Abstract

Defined as the ratio of the affinity factors of the analytes for a complexing agent, the intrinsic selectivity is representative of the very nature of the complexing agent. When more than one complexing agent are present in the background electrolyte, it is possible to define several intrinsic selectivities according to whether complexing agents are considered separately or all together. A theoretical model with respect to selectivity is presented for separations that involve two complexing agents, using the concept of apparent constant for complex formation. When only independent complexation occurs (absence of mixed complexes), then the intrinsic selectivity of a complexing agent X in the presence of a complexing agent Y can be easily related to the intrinsic selectivity of each complexing agent and to complex formation constants. Dual systems of cyclodextrins (CDs), implementing the cationic mono(6-amino-6-deoxy)-β-cyclodextrin (β-CD-NH(2)) and a neutral CD (trimethyl-β-CD (TM-β-CD) or dimethyl-β-CD (DM-β-CD)), were studied to illustrate this model and to offer an alternative to the separation of neutral enantiomers when β-CD-NH(2) shows no or insufficient stereoselectivity. With a dual β-CD-NH(2)/TM-β-CD system at pH 2.3, arylpropionic acid enantiomers were baseline resolved and benzoin derivatives were partially resolved. For the arylpropionic acids, β-CD-NH(2), which is not stereoselective, confers on them a nonzero mobility, while TM-β-CD allows the chiral recognition.

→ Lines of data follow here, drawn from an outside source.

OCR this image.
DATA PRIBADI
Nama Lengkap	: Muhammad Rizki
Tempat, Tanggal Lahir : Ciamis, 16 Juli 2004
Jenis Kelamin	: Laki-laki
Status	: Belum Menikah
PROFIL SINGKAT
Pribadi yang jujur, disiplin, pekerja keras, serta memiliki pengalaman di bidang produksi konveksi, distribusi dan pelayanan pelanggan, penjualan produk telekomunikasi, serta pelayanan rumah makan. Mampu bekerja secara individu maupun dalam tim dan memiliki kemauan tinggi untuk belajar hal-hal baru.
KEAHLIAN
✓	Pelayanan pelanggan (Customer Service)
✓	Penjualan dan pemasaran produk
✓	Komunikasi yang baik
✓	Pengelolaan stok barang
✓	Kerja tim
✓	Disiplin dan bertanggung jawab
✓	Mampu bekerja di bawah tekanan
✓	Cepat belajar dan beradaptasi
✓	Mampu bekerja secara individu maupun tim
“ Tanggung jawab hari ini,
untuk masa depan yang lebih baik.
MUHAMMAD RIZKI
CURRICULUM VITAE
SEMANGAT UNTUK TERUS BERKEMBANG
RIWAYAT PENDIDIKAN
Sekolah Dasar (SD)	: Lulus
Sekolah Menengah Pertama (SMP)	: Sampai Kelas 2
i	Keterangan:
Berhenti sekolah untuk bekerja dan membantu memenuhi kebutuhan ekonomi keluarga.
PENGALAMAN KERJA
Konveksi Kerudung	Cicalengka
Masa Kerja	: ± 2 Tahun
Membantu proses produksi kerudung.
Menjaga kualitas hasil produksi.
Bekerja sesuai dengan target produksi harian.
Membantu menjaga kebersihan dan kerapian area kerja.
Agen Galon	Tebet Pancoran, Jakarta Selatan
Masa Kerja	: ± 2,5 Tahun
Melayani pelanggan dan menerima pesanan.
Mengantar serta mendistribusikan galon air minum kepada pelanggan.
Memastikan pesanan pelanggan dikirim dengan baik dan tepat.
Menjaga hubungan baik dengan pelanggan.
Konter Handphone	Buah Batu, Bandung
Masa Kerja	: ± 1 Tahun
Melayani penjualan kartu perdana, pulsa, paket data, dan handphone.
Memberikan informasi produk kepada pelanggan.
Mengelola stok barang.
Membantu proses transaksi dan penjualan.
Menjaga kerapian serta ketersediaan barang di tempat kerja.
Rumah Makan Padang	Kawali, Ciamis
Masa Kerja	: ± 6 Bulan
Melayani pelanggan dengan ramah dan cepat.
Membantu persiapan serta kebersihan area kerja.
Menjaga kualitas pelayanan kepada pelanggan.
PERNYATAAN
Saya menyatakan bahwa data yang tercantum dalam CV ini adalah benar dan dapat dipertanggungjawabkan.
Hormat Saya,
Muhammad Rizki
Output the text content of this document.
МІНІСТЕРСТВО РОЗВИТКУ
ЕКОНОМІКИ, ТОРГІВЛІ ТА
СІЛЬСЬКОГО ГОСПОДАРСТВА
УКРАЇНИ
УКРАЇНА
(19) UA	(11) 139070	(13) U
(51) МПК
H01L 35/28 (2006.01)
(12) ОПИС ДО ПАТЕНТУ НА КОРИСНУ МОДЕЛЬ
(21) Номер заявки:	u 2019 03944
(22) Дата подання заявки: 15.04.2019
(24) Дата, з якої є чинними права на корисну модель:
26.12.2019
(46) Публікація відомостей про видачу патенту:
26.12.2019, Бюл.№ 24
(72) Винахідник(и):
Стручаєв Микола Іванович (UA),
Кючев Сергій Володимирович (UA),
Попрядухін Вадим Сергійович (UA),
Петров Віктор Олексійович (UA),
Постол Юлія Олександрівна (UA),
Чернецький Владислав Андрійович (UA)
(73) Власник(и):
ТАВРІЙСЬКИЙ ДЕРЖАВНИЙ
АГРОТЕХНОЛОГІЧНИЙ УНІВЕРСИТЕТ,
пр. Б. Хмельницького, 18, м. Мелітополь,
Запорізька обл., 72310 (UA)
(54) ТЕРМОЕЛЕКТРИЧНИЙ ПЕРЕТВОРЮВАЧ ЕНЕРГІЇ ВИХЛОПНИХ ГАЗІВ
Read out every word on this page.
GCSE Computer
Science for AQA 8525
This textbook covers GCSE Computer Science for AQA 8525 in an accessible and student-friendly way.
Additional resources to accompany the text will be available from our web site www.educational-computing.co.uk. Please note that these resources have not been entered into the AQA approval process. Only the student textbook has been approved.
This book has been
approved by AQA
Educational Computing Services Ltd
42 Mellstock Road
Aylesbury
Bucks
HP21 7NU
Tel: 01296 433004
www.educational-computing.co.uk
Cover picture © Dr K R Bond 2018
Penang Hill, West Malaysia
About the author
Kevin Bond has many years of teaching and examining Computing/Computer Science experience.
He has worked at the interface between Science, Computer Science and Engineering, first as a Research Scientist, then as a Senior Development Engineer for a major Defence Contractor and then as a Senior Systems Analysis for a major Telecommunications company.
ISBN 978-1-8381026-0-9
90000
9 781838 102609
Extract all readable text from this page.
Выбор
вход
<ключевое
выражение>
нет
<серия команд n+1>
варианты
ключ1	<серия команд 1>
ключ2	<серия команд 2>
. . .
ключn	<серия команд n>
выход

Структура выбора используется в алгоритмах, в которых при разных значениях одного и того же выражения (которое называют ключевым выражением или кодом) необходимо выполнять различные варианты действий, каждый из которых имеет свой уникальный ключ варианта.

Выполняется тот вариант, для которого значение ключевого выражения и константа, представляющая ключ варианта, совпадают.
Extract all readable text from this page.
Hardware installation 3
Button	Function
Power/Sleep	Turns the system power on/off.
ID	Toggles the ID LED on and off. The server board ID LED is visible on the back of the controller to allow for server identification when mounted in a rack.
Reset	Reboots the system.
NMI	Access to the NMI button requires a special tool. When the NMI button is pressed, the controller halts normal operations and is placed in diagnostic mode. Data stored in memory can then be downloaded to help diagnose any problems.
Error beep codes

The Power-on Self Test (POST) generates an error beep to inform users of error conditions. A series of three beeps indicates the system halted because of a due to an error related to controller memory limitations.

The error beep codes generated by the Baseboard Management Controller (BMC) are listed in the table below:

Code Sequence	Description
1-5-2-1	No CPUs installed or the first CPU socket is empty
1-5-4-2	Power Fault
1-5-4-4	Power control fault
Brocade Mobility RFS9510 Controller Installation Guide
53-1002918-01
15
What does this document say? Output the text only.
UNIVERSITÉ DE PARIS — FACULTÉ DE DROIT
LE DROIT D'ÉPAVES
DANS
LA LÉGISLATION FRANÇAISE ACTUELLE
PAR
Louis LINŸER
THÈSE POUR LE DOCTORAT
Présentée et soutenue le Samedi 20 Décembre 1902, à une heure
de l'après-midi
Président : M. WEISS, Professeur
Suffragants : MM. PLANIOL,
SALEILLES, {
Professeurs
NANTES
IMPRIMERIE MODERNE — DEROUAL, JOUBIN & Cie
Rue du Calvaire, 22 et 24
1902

A study of the respective influence of ΤM-β-CD and β-CD-NH(2) concentrations was performed to determine the optimal conditions with respect to resolution. This theoretical approach allowed characterization of the intrinsic selectivity of neutral CDs for pairs of neutral enantiomers and therefore identification of the potential of neutral chiral agents for neutral enantiomers.